Some students may believe that 30 = 5 × 6 is written incorrectly because the product (30) must follow the equal sign.

Teach students the meaning of the equal sign and explain that the equal sign means “equals” or “is equal to” and that the expressions on each side of the equal sign have the same value.2

Some students do not connect the rows with the columns in a multiplication table.

Draw attention to the row as each column is completed. Provide additional instruction on the commutative property of multiplication and the multiplication table’s design as needed.

Some students believe that performing a strategy, such as doubling, changes the total number in the array.

Teach students that the doubling strategy changes how the arrays look but not the total number. Use visualizations and manipulatives as needed.

Students may assume that the commutative property also holds for division—for example, assuming that 15 ÷ 3 = 5, so 3 ÷ 15 = 5.

Demonstrate an example, such as the following. Have 15 sheets of paper to share among 3 people. Ask students, "How many sheets of paper does each person get?” (5) Have 3 sheets of paper to share among 15 people. Ask students, "How many sheets of paper does each person get?" () For each demonstration, write the equation on the board. Draw attention to the quotients, which are different.

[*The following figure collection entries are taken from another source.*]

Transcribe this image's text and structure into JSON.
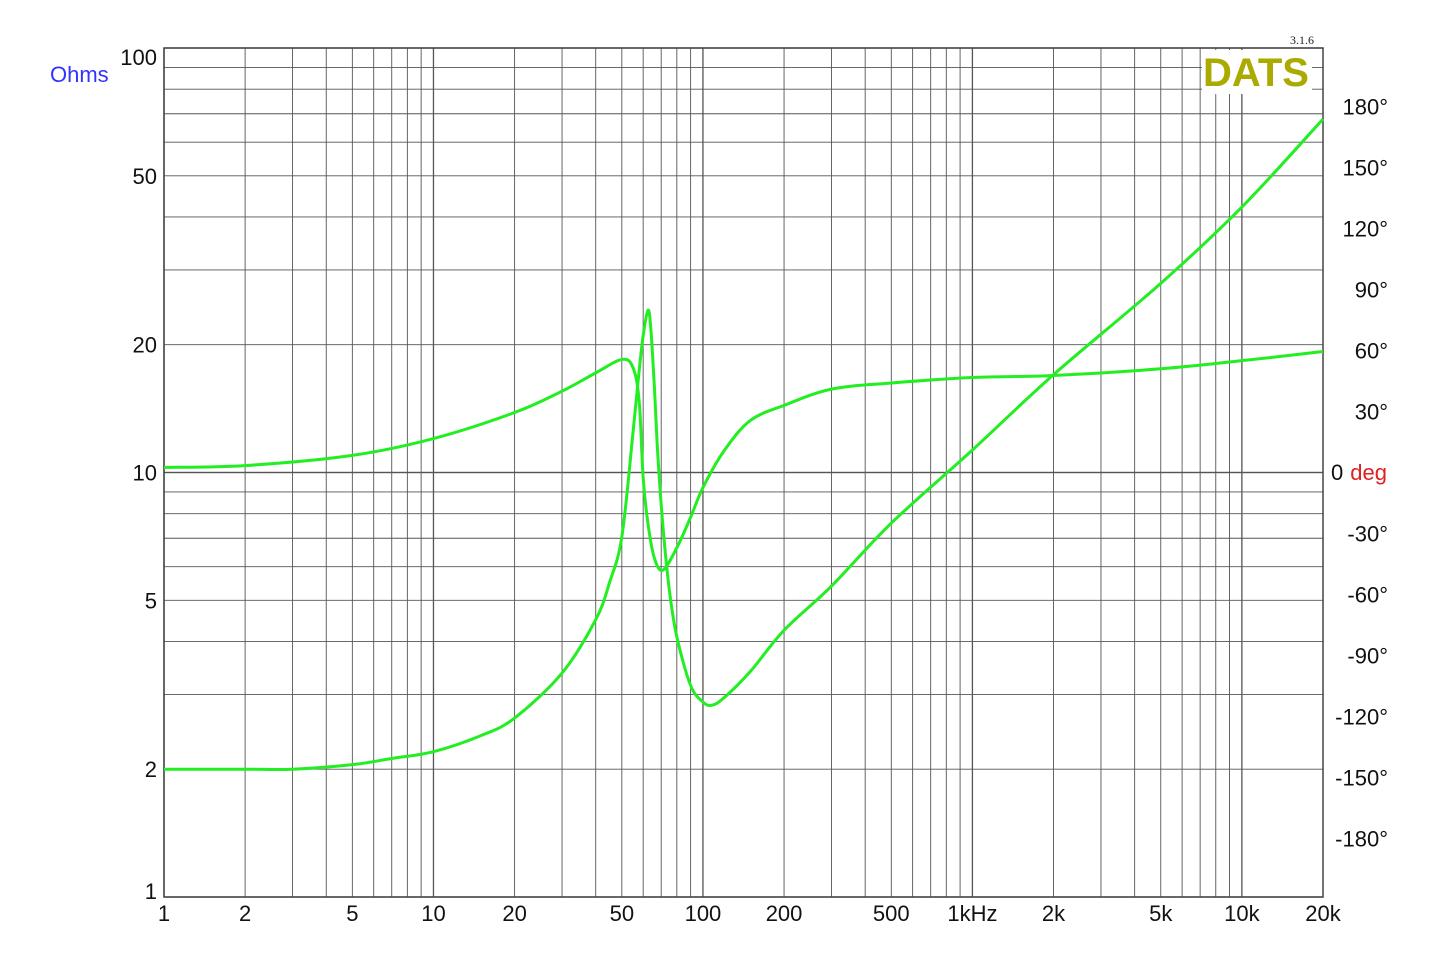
{
  "chart_data": {
    "type": "line",
    "title": "",
    "version_label": "3.1.6",
    "logo_text": "DATS",
    "xscale": "log",
    "xlim": [
      1,
      20000
    ],
    "x_tick_labels": [
      {
        "v": 1,
        "t": "1"
      },
      {
        "v": 2,
        "t": "2"
      },
      {
        "v": 5,
        "t": "5"
      },
      {
        "v": 10,
        "t": "10"
      },
      {
        "v": 20,
        "t": "20"
      },
      {
        "v": 50,
        "t": "50"
      },
      {
        "v": 100,
        "t": "100"
      },
      {
        "v": 200,
        "t": "200"
      },
      {
        "v": 500,
        "t": "500"
      },
      {
        "v": 1000,
        "t": "1kHz"
      },
      {
        "v": 2000,
        "t": "2k"
      },
      {
        "v": 5000,
        "t": "5k"
      },
      {
        "v": 10000,
        "t": "10k"
      },
      {
        "v": 20000,
        "t": "20k"
      }
    ],
    "y_left": {
      "label": "Ohms",
      "scale": "log",
      "lim": [
        1,
        100
      ],
      "ticks": [
        {
          "v": 1,
          "t": "1"
        },
        {
          "v": 2,
          "t": "2"
        },
        {
          "v": 5,
          "t": "5"
        },
        {
          "v": 10,
          "t": "10"
        },
        {
          "v": 20,
          "t": "20"
        },
        {
          "v": 50,
          "t": "50"
        },
        {
          "v": 100,
          "t": "100"
        }
      ]
    },
    "y_right": {
      "label": "deg",
      "zero_label": "0",
      "lim": [
        -180,
        180
      ],
      "ticks": [
        {
          "v": 180,
          "t": "180°"
        },
        {
          "v": 150,
          "t": "150°"
        },
        {
          "v": 120,
          "t": "120°"
        },
        {
          "v": 90,
          "t": "90°"
        },
        {
          "v": 60,
          "t": "60°"
        },
        {
          "v": 30,
          "t": "30°"
        },
        {
          "v": -30,
          "t": "-30°"
        },
        {
          "v": -60,
          "t": "-60°"
        },
        {
          "v": -90,
          "t": "-90°"
        },
        {
          "v": -120,
          "t": "-120°"
        },
        {
          "v": -150,
          "t": "-150°"
        },
        {
          "v": -180,
          "t": "-180°"
        }
      ]
    },
    "grid": true,
    "colors": {
      "curve": "#22ee22",
      "grid": "#555555",
      "ohms_label": "#3333ff",
      "deg_label": "#dd2222",
      "logo": "#aaaa00"
    },
    "series": [
      {
        "axis": "left",
        "unit": "ohms",
        "x": [
          1,
          2,
          3,
          5,
          7,
          10,
          15,
          20,
          30,
          40,
          45,
          50,
          55,
          58,
          60,
          62.5,
          64,
          66,
          68,
          71,
          75,
          80,
          90,
          100,
          108,
          120,
          150,
          200,
          300,
          500,
          1000,
          2000,
          5000,
          10000,
          20000
        ],
        "y": [
          2.0,
          2.0,
          2.0,
          2.05,
          2.12,
          2.2,
          2.4,
          2.64,
          3.37,
          4.5,
          5.5,
          7.05,
          12.4,
          17.4,
          21,
          24.1,
          22,
          16,
          11,
          7.5,
          5.3,
          4.1,
          3.15,
          2.88,
          2.83,
          2.95,
          3.4,
          4.25,
          5.4,
          7.6,
          11.3,
          17,
          27.9,
          42.2,
          68
        ]
      },
      {
        "axis": "right",
        "unit": "deg",
        "x": [
          1,
          2,
          5,
          10,
          20,
          30,
          40,
          50,
          55,
          58,
          60,
          62.5,
          66,
          71,
          80,
          90,
          100,
          120,
          150,
          200,
          300,
          500,
          1000,
          2000,
          5000,
          10000,
          20000
        ],
        "y": [
          2.5,
          3.4,
          8.4,
          16.7,
          29.5,
          40,
          49,
          55.6,
          51.6,
          35,
          -2.5,
          -25,
          -42,
          -48,
          -37,
          -22,
          -7.4,
          10.8,
          25.6,
          33,
          41,
          44,
          46.7,
          47.7,
          51,
          55,
          59.5
        ]
      }
    ]
  }
}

Some students may confuse fact families with the set of a number and all its factors (12: 1, 2, 3, 4, 6, 12).

Teach students that a family of facts consists of 3 numbers, 2 of which are the factors that when multiplied equal the product.

Some students may believe a family of facts consists of any 2 factors of a product and the product.

Emphasize that the equation constructed with these numbers must be true. For example, if students offer 5, 10, and 20, ask what the equation is (5 x 10 = 20) and whether it is true.

Some students may need a more concrete model showing how multiplying by powers of 10 works.

If so, use base-ten blocks to show 10, 100, and 1,000, as well as 20, 200, and 2,000. Show students how, in each place, the number in the second group is 2 times larger than the number in the first group: 2 is 2 times larger than 1, 20 is 2 times larger than 10, etc. The factor is always 2, and the number of 0s represents the other factor: 10, 100, or 1,000.


  1. Beckman, S. (2011). Mathematics for elementary teachers with activity manual (3rd ed.). Boston, MA: Addison-Wesley.
  2. National Council of Teachers of Mathematics. (2009). Focus in grade 3: Teaching with curriculum focal points. Reston, VA: Author.
  3. Scott Foresman & Addison Wesley. (2009). enVision math Texas: Grade 5. Glenview: IL: Pearson Education.